Re: [PATCH v3 1/1] vfio/nvgpu: Add vfio pci variant module for grace hopper

From: Jason Gunthorpe
Date: Tue Jun 06 2023 - 13:16:53 EST


On Tue, Jun 06, 2023 at 11:05:10AM -0600, Alex Williamson wrote:

> It actually seems more complicated this way. We're masquerading this
> region as a BAR, but then QEMU needs to know based on device IDs that
> it's really not a BAR, it has special size properties, mapping
> attributes, error handling, etc.

This seems like something has gone wrong then. ie the SIGUBS error
handling stuff should be totally generic in the qemu side.
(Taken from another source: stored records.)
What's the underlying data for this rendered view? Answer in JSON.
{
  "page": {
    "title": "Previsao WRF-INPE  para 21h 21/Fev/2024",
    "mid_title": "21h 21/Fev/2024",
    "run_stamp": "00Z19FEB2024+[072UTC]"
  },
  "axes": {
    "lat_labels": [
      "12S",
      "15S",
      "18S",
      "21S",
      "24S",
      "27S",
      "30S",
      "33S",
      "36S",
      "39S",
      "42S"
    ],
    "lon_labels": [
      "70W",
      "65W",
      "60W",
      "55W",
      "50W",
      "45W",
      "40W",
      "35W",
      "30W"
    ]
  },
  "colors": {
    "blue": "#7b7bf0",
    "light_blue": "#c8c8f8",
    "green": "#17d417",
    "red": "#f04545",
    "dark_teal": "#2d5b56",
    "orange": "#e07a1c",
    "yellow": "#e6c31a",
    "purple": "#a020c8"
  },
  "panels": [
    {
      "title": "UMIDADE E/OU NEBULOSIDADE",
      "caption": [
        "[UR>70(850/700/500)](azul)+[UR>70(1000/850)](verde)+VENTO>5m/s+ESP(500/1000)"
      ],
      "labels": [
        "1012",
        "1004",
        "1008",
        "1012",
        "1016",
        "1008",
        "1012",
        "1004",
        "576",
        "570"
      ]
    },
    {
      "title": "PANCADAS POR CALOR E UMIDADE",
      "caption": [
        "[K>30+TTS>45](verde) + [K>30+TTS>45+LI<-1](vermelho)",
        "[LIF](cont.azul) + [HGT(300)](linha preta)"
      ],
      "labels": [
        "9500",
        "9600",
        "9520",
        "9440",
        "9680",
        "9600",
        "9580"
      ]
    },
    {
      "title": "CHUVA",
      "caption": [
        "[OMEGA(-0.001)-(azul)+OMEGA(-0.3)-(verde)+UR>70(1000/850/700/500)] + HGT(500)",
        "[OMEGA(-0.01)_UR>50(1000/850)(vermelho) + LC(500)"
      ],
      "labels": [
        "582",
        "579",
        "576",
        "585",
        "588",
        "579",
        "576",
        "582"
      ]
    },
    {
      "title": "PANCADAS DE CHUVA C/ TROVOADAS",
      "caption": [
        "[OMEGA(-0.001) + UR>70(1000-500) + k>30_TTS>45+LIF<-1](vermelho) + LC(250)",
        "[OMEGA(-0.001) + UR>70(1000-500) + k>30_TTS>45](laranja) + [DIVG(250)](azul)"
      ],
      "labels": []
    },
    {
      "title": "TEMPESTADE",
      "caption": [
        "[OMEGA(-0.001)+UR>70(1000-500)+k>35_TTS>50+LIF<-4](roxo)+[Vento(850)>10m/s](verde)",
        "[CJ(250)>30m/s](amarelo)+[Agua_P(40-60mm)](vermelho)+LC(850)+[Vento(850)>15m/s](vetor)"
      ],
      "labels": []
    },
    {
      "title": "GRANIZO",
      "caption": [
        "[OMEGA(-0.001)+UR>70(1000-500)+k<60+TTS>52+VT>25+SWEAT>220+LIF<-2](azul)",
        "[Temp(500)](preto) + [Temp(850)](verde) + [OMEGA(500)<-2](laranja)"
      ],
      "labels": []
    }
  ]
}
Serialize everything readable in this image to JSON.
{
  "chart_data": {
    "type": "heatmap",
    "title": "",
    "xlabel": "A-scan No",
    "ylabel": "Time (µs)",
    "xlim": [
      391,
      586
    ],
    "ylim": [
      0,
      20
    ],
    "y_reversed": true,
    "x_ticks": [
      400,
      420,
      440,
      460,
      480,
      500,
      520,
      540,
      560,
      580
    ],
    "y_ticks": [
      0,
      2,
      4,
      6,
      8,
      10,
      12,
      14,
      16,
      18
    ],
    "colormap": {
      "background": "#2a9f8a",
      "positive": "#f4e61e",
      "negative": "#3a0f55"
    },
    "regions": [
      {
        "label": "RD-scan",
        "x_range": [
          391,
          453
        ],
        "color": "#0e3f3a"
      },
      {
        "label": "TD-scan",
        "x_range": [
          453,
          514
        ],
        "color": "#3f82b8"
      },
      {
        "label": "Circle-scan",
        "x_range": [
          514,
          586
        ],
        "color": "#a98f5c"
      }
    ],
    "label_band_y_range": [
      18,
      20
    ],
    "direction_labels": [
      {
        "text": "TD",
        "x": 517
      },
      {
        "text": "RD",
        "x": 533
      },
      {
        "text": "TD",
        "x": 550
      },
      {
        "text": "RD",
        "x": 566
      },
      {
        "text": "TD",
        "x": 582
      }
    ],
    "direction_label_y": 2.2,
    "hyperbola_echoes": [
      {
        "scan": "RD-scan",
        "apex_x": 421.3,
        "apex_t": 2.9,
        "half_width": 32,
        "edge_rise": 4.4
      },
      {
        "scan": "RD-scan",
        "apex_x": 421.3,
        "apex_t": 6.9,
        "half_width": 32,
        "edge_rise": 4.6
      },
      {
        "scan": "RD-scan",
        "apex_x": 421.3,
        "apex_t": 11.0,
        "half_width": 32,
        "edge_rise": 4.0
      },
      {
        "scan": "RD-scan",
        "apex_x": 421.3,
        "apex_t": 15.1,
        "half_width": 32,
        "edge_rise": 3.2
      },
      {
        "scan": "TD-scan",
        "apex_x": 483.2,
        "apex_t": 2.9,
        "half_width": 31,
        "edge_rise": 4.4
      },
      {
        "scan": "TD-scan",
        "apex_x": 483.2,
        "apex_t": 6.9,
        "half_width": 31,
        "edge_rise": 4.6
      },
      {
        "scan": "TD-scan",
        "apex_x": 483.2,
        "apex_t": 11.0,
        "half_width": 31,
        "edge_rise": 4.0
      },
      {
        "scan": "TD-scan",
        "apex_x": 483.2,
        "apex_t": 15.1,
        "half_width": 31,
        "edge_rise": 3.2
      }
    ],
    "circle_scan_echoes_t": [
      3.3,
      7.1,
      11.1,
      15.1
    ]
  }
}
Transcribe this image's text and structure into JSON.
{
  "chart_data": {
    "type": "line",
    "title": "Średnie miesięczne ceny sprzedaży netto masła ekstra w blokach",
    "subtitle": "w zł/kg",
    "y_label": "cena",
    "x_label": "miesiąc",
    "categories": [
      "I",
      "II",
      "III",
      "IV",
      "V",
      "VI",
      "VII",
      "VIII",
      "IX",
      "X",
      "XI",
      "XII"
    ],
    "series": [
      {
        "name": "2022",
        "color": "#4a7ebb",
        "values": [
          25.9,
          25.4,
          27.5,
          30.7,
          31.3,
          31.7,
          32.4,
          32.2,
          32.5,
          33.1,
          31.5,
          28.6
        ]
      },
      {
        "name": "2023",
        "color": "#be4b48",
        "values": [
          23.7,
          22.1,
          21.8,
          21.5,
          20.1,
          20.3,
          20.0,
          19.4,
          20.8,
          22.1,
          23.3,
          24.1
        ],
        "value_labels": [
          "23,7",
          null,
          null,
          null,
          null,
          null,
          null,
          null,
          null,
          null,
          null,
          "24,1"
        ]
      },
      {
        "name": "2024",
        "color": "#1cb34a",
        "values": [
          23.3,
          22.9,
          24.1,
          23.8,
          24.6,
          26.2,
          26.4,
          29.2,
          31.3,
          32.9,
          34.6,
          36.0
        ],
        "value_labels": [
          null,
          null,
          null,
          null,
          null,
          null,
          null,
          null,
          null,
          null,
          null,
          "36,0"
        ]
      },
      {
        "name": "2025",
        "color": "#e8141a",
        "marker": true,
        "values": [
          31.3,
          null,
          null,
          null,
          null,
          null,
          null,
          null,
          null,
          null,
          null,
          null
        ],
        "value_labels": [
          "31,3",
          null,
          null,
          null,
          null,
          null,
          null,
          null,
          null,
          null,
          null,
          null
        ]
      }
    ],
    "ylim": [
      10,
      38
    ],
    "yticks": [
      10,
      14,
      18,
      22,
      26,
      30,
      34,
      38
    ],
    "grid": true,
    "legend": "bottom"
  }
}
Mapping
attributes are set by the kernel, qemu shouldn't know, doesn't need to
know.

The size issue is going to a be a problem in future anyhow, I expect
some new standards coming to support non-power-two sizes and they will
want to map to PCI devices in VMs still.

It seems OK to me if qemu can do this generically for any "BAR"
region, at least creating an entire "nvidia only" code path just for
non power 2 BAR sizing seems like a bad ABI choice.

> I'm not privy to a v1, the earliest I see is this (v3):
>
> https://lore.kernel.org/all/20230405180134.16932-1-ankita@xxxxxxxxxx/
>
> That outlines that we have a proprietary interconnect exposing cache
> coherent memory which requires use of special mapping attributes vs a
> standard PCI BAR and participates in ECC. All of which seems like it
> would be easier to setup in QEMU if the vfio-pci representation of the
> device didn't masquerade this regions as a standard BAR. In fact it
> also reminds me of NVlink2 coherent RAM on POWER machines that was
> similarly handled as device specific regions.

It wasn't so good on POWER and if some of that stuff has been done
more generally we would have been further ahead here..

Jason